Thursday, January 6, 2011

Bread

I love baking bread.  I'm good at it.  And I still do it from time to time for our children.  I just stopped eating it myself.

Since going off the grain ride, I've noticed something strange.  When I make bread, the smell is heavenly.  It draws me in, and I want to eat it. 

However, the taste is not the same as the smell.   I noticed this long ago when I first started baking bread, but this difference is much stronger now. 

I also notice it sitting in my stomach afterwards.  It's hard to describe the feeling.  I could almost describe my reaction as disappointment. 


One night last week I decided to give bread a try again.  I made a dinner of poached eggs on fresh wholegrain bread with sauted spinach. 

The following morning I felt most uncomfortable.  It wasn't that the quantity of food had been too much;  it was the effect of the bread.

It was a reminder to me to stay the course.  

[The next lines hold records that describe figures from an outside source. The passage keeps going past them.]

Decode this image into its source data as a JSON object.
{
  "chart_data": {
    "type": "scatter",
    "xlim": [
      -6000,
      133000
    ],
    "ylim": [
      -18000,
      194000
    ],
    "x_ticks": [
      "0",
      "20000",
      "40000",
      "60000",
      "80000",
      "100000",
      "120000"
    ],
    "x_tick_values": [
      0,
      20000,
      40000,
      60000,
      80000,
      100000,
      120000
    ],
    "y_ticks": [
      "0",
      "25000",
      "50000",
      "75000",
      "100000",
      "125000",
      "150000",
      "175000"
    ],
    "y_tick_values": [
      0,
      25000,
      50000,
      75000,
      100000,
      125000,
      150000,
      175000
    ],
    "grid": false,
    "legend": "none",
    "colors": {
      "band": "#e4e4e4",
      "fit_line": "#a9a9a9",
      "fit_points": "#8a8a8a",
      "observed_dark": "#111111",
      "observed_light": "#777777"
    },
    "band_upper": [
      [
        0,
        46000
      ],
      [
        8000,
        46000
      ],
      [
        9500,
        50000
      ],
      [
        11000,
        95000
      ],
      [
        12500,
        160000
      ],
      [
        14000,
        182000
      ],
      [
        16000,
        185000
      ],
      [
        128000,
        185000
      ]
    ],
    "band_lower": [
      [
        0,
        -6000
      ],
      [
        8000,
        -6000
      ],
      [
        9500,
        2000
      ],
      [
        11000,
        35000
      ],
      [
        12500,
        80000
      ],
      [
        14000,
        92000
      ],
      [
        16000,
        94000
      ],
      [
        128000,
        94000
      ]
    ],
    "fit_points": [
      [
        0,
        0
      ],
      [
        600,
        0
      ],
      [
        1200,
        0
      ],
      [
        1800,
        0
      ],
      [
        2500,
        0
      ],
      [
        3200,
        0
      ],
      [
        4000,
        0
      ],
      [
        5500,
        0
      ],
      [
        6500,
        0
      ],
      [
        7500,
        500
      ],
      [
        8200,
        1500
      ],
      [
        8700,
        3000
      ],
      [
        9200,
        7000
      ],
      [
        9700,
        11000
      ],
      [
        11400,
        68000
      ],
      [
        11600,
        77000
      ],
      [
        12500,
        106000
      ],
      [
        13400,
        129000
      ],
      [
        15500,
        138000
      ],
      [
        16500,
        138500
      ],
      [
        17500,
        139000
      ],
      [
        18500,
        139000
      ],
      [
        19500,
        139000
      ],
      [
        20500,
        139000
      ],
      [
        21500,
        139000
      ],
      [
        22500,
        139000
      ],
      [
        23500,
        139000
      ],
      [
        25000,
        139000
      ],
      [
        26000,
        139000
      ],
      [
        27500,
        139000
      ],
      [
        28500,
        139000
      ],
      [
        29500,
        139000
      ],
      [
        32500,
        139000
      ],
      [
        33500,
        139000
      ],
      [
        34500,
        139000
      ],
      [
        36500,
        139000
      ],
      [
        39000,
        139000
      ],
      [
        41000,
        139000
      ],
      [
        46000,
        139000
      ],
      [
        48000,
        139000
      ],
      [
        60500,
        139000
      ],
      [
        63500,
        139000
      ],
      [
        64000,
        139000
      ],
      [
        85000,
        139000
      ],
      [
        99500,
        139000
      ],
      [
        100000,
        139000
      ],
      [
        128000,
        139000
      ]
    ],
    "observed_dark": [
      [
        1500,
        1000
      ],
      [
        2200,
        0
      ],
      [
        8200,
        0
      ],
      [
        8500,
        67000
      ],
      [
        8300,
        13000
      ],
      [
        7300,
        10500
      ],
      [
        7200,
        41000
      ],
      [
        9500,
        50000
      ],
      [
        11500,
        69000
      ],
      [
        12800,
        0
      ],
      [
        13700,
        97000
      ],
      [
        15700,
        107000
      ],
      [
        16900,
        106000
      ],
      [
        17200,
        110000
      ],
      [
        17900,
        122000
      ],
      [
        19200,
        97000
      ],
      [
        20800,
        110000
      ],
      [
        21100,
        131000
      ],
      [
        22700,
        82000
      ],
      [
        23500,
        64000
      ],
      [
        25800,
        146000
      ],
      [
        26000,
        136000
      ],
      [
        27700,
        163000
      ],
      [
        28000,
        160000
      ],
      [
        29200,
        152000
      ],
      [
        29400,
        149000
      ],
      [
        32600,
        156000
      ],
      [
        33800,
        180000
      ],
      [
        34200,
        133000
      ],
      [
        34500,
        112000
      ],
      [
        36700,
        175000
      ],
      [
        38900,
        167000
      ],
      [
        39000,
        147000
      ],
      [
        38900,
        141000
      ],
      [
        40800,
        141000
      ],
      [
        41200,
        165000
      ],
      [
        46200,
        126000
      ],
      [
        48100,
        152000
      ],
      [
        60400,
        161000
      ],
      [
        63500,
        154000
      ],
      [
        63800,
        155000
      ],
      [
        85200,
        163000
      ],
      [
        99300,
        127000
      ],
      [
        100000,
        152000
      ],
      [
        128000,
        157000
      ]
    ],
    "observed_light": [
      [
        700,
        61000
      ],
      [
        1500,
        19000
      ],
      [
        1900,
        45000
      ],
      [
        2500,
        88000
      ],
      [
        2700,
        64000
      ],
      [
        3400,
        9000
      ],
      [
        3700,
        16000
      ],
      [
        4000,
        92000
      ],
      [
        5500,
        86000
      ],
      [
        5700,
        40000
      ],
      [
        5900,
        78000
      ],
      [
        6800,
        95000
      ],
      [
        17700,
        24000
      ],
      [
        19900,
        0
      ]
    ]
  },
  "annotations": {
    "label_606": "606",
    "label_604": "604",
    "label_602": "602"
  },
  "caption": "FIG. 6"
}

Every day we fill up our plates with plenty of other delicious, flavourful ingredients that give plenty of sensory pleasure, so this has nothing to do with deprivation.  Our food choices have become much more colourful than before.

If the promise of sensory pleasure from the smell of bread is illusory and the aftereffect is discomfort, it's a good reminder to stay away from it.  I don't mind passing it up.  It's tempting, but not overwhelmingly so.